Les acteurs clés au niveau international  
La Guinée a souvent fièrement prétendu agir au mépris de la communauté internationale. Cette attitude remonte à son indépendance obtenue de la France en 1958, date à partir de laquelle elle a opposé une résistance à toute influence extérieure. Au cours des dernières années, probablement en raison de la crise économique persistante, le gouvernement s’est montré davantage ouvert à des réformes en matière de bonne gouvernance et de droits de l’homme. Pourtant, les bailleurs de fonds bilatéraux et multilatéraux de la Guinée ont fait preuve d’une volonté mitigée quand il s’est agi de tirer profit de cette ouverture pour chercher à améliorer la situation des droits de l’homme dans le pays. Suite à la répression brutale des manifestations de juin 2006, le Président de la Commission de l’Union africaine, la Présidence de l’Union européenne (UE) et le Secrétaire général des Nations Unies ont tous publié des déclarations exprimant leur inquiétude face à la violence et aux décès survenus. Les Etats-Unis se sont toutefois abstenus de publier tout communiqué en ce sens. En 2004, en raison des problèmes de droits de l’homme, l’UE a invoqué l’Article 96 de l’Accord de Cotonou pour suspendre l’aide au développement octroyée à la Guinée. Au cours de consultations ultérieures avec l’UE, le Gouvernement guinéen s’est engagé, entre autres, à mettre en œuvre des réformes électorales et à autoriser l’existence des chaînes de télévision et de radio privées. Bien que l’application de ces réformes par la Guinée ait rencontré un succès variable, en 2006 les premières licences ont été délivrées à des stations de radio privées et les premières stations ont commencé à émettre. Réagissant en partie à ces réformes et à d’autres changements, le Commissaire européen au Développement et à l’Aide humanitaire a signalé en octobre 2006 que l’UE pourrait, à brève échéance, débloquer son aide au développement.
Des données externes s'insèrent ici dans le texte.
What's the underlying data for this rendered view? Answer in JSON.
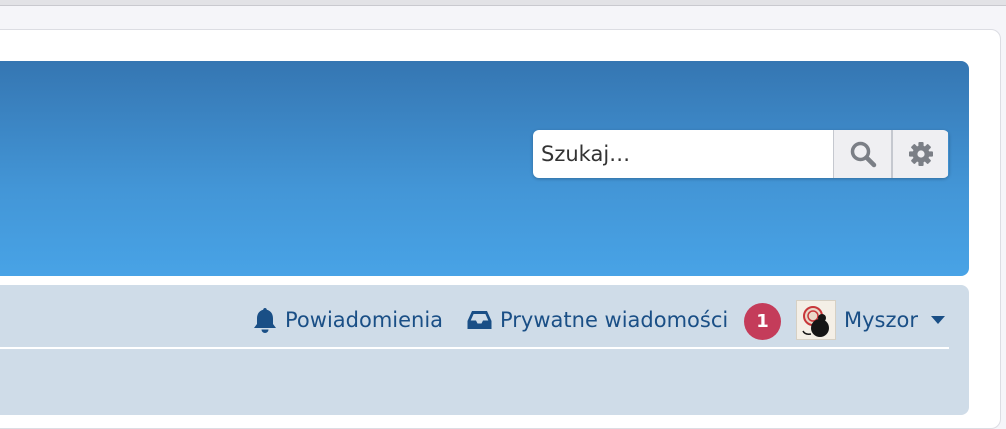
{
  "search": {
    "placeholder": "Szukaj…"
  },
  "nav": {
    "notifications_label": "Powiadomienia",
    "messages_label": "Prywatne wiadomości",
    "messages_count": "1",
    "username": "Myszor"
  },
  "colors": {
    "header_top": "#3576b2",
    "header_bottom": "#48a3e6",
    "navbar_bg": "#cfdce8",
    "link": "#1a4f86",
    "badge": "#c43c5a"
  },
  "icons": {
    "search": "search-icon",
    "settings": "gear-icon",
    "notifications": "bell-icon",
    "messages": "inbox-icon",
    "user_menu": "caret-down-icon"
  }
}
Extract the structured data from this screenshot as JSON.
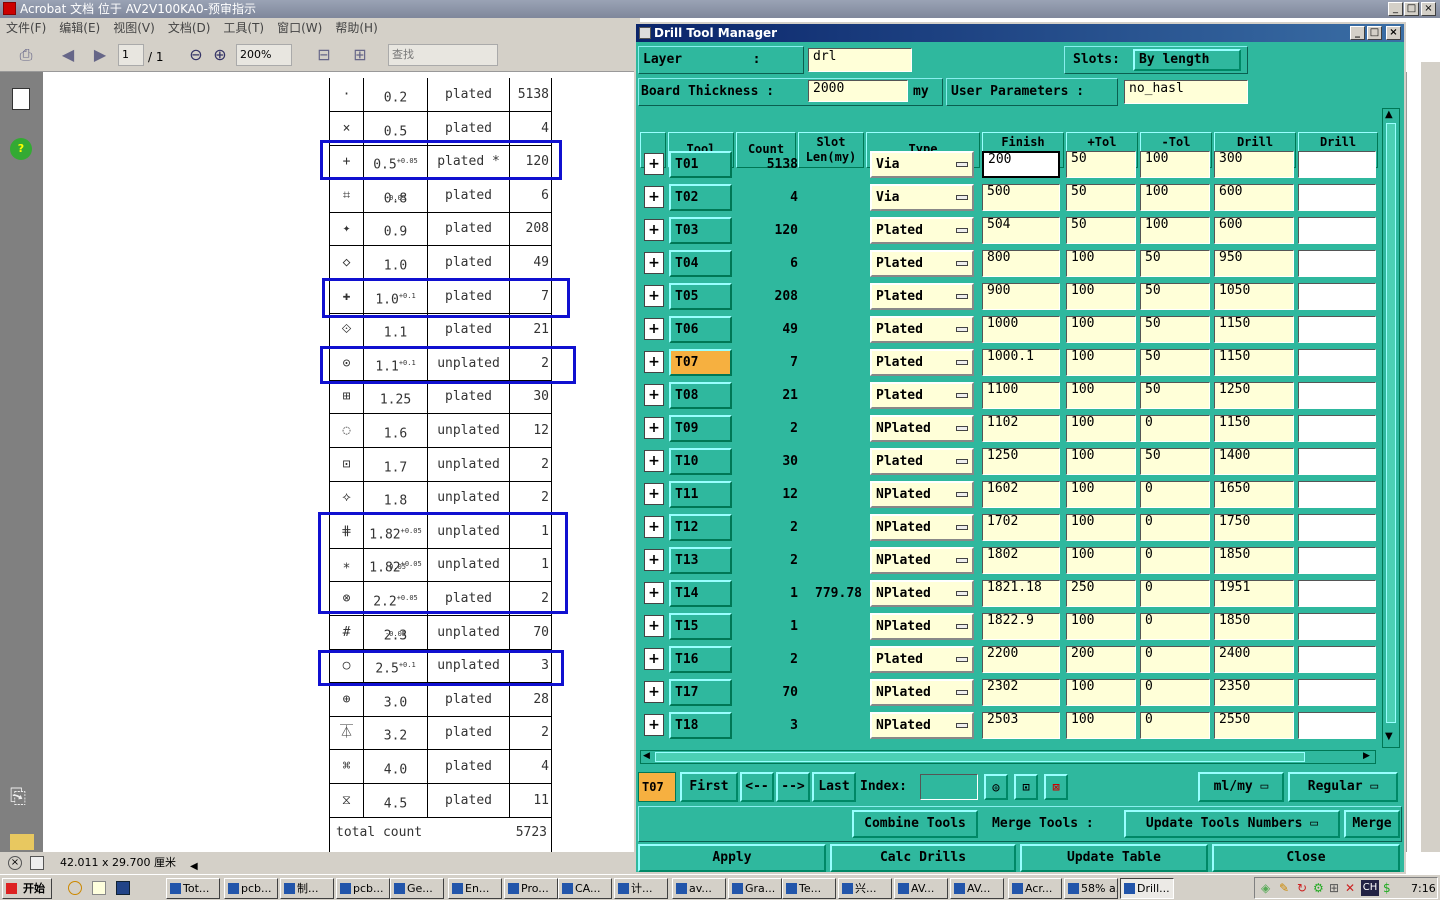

Les principaux bailleurs de fonds bilatéraux, tels les Etats-Unis, n’ont pas soumis leur assistance à des conditions similaires.  
 
Une approche plus cohérente des acteurs internationaux à propos de l’aide à apporter à la Guinée pour résoudre ses problèmes de droits de l’homme, notamment l’impunité, contribuerait à endiguer les exactions les plus graves. A cet égard, des efforts soutenus des principaux bailleurs de fonds bilatéraux tels que la France et les Etats-Unis se révéleraient particulièrement essentiels. Dans le futur, la concurrence accrue autour des vastes ressources naturelles de la Guinée, entre autres la bauxite, l’or, les diamants, le fer et, dans les années à venir, le pétrole, risquent de faire obstacle à ce type d’approche.